Object-Oriented Programming

CSCI-UA.0470-001

NYU, Undergraduate Division, Computer Science Course - Fall 2013

OOP Class Notes for 11/21/13

C++ Casting

  • C casting is allowed in C++, but it is deprecated.
  • C++ has its own ways of casting

Implicit Cast

  • Always safe
  • But problematic since nonvirtual methods will not be dynamically dispatched, specificially nonvirtual destructors!
    • example in cast.cc
    • Shape* s = new Circle();

Static Cast

  • Asserts the cast is correct
  • Unsafe, but compiler still checks if the classes are related (i.e., the cast is either up or down the inheritance hierarchy)
    • example in cast.cc
    • Circle* c1 = static_cast<Rectangle*>(s)

Treat something as const

  • Safe.
  • But object can still be modified by accessing original pointer
    • example in cast.cc

    • const Circle* c2 = c1;

Const Cast

  • Casting away const-ness, Dangerous. (Also works to treat something as const).

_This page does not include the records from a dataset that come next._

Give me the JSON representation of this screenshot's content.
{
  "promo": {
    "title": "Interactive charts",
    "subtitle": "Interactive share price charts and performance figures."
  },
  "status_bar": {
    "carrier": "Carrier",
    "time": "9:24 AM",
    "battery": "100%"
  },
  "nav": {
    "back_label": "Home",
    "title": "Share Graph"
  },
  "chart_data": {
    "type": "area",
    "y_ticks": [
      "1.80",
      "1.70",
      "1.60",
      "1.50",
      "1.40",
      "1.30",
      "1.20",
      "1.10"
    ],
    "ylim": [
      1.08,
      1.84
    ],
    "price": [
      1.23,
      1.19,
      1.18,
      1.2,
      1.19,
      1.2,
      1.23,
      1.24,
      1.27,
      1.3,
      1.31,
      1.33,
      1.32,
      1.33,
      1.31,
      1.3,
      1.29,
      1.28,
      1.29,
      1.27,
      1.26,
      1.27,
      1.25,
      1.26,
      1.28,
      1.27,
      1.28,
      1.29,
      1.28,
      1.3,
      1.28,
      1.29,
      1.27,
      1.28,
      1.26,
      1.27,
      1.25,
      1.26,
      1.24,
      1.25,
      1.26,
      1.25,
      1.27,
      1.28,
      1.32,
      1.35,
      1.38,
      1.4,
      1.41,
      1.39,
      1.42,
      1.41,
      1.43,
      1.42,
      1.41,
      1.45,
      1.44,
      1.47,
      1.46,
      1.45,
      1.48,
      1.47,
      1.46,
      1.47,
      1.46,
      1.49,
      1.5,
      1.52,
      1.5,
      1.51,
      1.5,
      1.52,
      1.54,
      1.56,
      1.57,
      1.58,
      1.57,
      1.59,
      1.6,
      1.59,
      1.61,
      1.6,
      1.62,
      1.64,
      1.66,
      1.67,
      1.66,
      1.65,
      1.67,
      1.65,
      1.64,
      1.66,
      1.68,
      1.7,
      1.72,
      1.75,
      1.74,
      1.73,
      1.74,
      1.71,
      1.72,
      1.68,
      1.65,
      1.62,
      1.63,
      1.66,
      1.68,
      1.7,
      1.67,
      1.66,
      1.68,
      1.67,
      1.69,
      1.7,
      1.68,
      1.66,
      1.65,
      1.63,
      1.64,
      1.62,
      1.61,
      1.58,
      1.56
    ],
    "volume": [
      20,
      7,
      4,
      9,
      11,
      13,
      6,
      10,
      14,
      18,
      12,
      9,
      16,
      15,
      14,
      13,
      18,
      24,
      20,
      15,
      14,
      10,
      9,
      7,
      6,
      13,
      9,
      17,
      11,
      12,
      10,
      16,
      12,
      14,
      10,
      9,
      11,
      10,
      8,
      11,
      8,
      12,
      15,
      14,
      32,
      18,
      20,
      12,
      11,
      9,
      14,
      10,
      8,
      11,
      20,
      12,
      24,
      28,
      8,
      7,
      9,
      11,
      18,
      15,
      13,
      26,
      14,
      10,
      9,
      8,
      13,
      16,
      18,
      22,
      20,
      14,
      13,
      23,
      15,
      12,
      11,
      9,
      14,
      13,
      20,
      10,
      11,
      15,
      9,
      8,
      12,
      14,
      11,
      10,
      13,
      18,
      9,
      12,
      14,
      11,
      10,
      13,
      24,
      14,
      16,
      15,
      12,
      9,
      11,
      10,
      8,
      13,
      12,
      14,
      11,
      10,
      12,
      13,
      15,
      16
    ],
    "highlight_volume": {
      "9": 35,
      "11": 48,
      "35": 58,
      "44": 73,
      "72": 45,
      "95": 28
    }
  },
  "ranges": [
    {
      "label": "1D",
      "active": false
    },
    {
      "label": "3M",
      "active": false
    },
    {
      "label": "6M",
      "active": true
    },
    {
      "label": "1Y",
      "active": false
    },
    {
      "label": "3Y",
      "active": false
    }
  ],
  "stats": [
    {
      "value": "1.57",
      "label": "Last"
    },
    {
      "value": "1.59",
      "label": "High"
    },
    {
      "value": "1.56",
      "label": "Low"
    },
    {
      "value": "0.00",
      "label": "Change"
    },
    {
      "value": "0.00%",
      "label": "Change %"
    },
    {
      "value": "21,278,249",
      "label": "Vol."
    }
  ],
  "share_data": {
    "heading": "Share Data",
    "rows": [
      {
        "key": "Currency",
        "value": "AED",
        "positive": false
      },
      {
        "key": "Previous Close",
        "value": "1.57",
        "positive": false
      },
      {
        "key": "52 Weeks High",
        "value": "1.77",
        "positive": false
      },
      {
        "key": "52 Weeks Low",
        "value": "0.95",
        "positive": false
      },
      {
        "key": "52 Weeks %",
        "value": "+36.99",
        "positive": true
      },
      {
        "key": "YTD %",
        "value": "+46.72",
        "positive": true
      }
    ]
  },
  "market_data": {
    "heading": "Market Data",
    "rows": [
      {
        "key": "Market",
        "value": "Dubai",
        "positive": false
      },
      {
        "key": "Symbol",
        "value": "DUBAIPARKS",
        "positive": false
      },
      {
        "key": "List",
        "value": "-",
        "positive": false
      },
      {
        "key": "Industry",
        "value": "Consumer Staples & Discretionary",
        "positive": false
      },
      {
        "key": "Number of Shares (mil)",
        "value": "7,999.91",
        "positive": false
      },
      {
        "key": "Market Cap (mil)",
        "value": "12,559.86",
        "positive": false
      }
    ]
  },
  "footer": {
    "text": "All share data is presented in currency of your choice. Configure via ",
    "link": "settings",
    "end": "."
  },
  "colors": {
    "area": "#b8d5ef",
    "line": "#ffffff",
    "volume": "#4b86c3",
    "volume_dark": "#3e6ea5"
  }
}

The compiler checks that the source and targe types are the same modulo const
    • example in cast.cc

    • Circle* c2 =const_cast<Circle*>(c1);

Reinterpret Cast

  • Reinterpret bits completely differently
  • Can cast into unrelated classes, which is insanely bad
    • examples in cast.cc
    • intptr_t i = reinterpret_cast<intptr_t>(c3);

      Window* w1 = reinterpret_cast<Window*>(c3);
    • the above will compile but will treat a Circle as a Window object. Super bad.

Dynamic Cast

  • Guaranteed to be safe
    • example in cast.cc
    • Circle* c4 = dynamic_cast<Circle*>(s);
    • Can't compile since Shape doesn't have a virtual method
    • No virtual method → no vtable → no type information for the compiler
    • Rectangle* r2 = dynamic_cast<Rectangle*>(s);
    • When the cast fails, no exception occurs, and null pointer is returned.
    • This is because exceptions are costly and the C++ standard committee made them optional.
    • Rectangle& r3 = dynamic_cast<Rectangle&>(*s);
    • References cannot be null, so the code does result in an exception.

Summary

  • static_cast, const_cast, and reinterpret_cast have no runtime overhead.
  • However, they all assume the cast is valid, and you as the programmer know better than the compiler. None of them is safe from human error.

  • dynamic_cast requires some overhead (similar to down casts in Java).
  • It's safe, but you will need to check if the casting succeeded for pointers.